Crédit photo : Deezer
Deezer augmente d’un cran ses capacités de détection de l’IA avec un nouvel outil qui identifie les pistes générées automatiquement dans les listes de lecture, y compris celles enregistrées sur les plateformes de streaming concurrentes.
La DSP, basée à Paris, a annoncé et lancé aujourd’hui son détecteur de musique à intelligence artificielle. Et tandis que Deezer lui-même identifie l’audio de l’IA, c’est son service de transfert de playlists Tune My Music qui permet aux fans d’importer leurs bibliothèques de chansons.
Dans l’ensemble, le processus semble assez simple : les utilisateurs non-Deezer sont dirigés vers Tune My Music et invités à sélectionner leur plate-forme de streaming actuelle dans une liste comprenant Spotify, Yandex Music, Boomplay et bien d’autres.
Deezer fournit ensuite un pourcentage de « score IA » basé non seulement sur une seule liste de lecture, mais sur la bibliothèque complète de chansons (y compris toute la musique enregistrée) en question.
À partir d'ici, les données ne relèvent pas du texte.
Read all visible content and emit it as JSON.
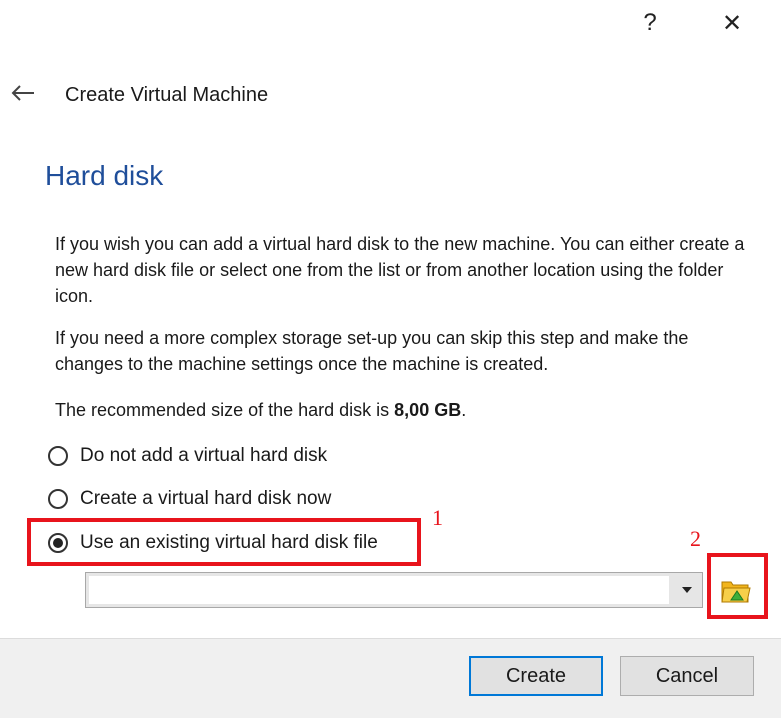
{
  "titlebar": {
    "help_label": "?",
    "close_label": "✕"
  },
  "wizard": {
    "title": "Create Virtual Machine"
  },
  "page": {
    "heading": "Hard disk",
    "paragraph1": "If you wish you can add a virtual hard disk to the new machine. You can either create a new hard disk file or select one from the list or from another location using the folder icon.",
    "paragraph2": "If you need a more complex storage set-up you can skip this step and make the changes to the machine settings once the machine is created.",
    "recommended_prefix": "The recommended size of the hard disk is ",
    "recommended_size": "8,00 GB",
    "recommended_suffix": "."
  },
  "options": [
    {
      "label": "Do not add a virtual hard disk",
      "selected": false
    },
    {
      "label": "Create a virtual hard disk now",
      "selected": false
    },
    {
      "label": "Use an existing virtual hard disk file",
      "selected": true
    }
  ],
  "disk_selector": {
    "value": ""
  },
  "annotations": {
    "marker1": "1",
    "marker2": "2",
    "color": "#e8141c"
  },
  "footer": {
    "create_label": "Create",
    "cancel_label": "Cancel"
  },
  "colors": {
    "heading": "#1f4e9a",
    "default_button_border": "#0078d7",
    "footer_bg": "#f0f0f0"
  },
  "icons": {
    "back": "back-arrow-icon",
    "combo": "chevron-down-icon",
    "folder": "folder-open-icon"
  }
}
Sans surprise, la page de résultats comporte un bouton social « partager votre score » et encourage les visiteurs à « passer à Deezer en 3 étapes faciles ».
Le temps nous dira combien de fans suivront et passeront à Deezer, qui a été marquage des pistes IA pendant un certain temps et octroie désormais une licence pour la technologie de détection sous-jacente à des tiers.
D’un côté, certains ont contesté l’avalanche de slops de l’IA du streaming et notamment la présence des téléchargements dans les playlists ainsi que les recommandations. (Une fois détectées par Deezer, les sorties de l’IA « sont automatiquement supprimées des recommandations algorithmiques et ne sont pas incluses dans les playlists éditoriales. »)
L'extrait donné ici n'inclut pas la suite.